“Men and Women” by Juergen Teller
032c Workshop / Joerg Koch is pleased to present “Men and Women,” an exhibition of new works by photographer JUERGEN TELLER. Three series of portraits were selected for display in the space’s vitrine: two, shown here for the first time, deal with the masculine image, the coming into being and disappearance of a virility; a third, photographed in 2009, contrasts these portrayals with a feminine power. Teller’s five year-old son, Ed, poses as he lifts weights, runs on a treadmill and spins on a stationary bike at a hotel gym in the Maldives in late 2010. Next to Teller’s inheritor, we find his ostensible forebear: William Eggleston, pioneer of American color photography, now seventy-one. Photographed at his home in Memphis, also in 2010, Eggleston, too, gesticulates, balancing a drink in one hand as he plays “air piano” with the other. Between these two polar generations of male expression presides a serene Vivienne Westwood, portrayed in the nude as she reclines on a divan, timeless and smiling.

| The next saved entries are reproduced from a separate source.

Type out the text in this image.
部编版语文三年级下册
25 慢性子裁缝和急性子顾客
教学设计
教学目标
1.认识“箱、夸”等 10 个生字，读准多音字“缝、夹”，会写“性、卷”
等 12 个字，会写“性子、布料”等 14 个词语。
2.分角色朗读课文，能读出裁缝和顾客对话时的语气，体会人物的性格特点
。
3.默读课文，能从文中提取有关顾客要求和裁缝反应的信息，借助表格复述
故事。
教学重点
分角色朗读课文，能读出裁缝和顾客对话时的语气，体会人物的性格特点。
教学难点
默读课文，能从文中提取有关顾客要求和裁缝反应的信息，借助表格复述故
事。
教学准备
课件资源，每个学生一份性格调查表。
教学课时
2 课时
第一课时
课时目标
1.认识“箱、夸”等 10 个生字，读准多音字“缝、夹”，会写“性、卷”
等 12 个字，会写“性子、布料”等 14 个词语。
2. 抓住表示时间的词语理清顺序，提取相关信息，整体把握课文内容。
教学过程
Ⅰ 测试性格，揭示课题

Born in Erlangen, Germany, in 1964, Juergen Teller has been living and working in London since 1986. Fiercely reluctant to separate his autobiographical, documentary work from his commercial fashion credits, he has exhibited at such venues as the Photographer’s Gallery in London, the Kunsthalle Wien and the Fondation Cartier pour l’Art Contemporain in Paris, while cultivating longstanding relationships with designers Marc Jacobs, Vivienne Westwood, and Helmut Lang, among others. “Men and Women” is Teller’s first show at the 032c Workshop, and marks the inauguration of our “Vitrinen” series, dedicated to the showcasing of new or unpublished artworks.
032c Workshop / Joerg Koch is an exhibition space in Berlin. Centered around an eight-meter-long vitrine designed by Konstantin Grcic, its programming features several exhibition series, exploring the idea of the archive, the auteur, or the unseen.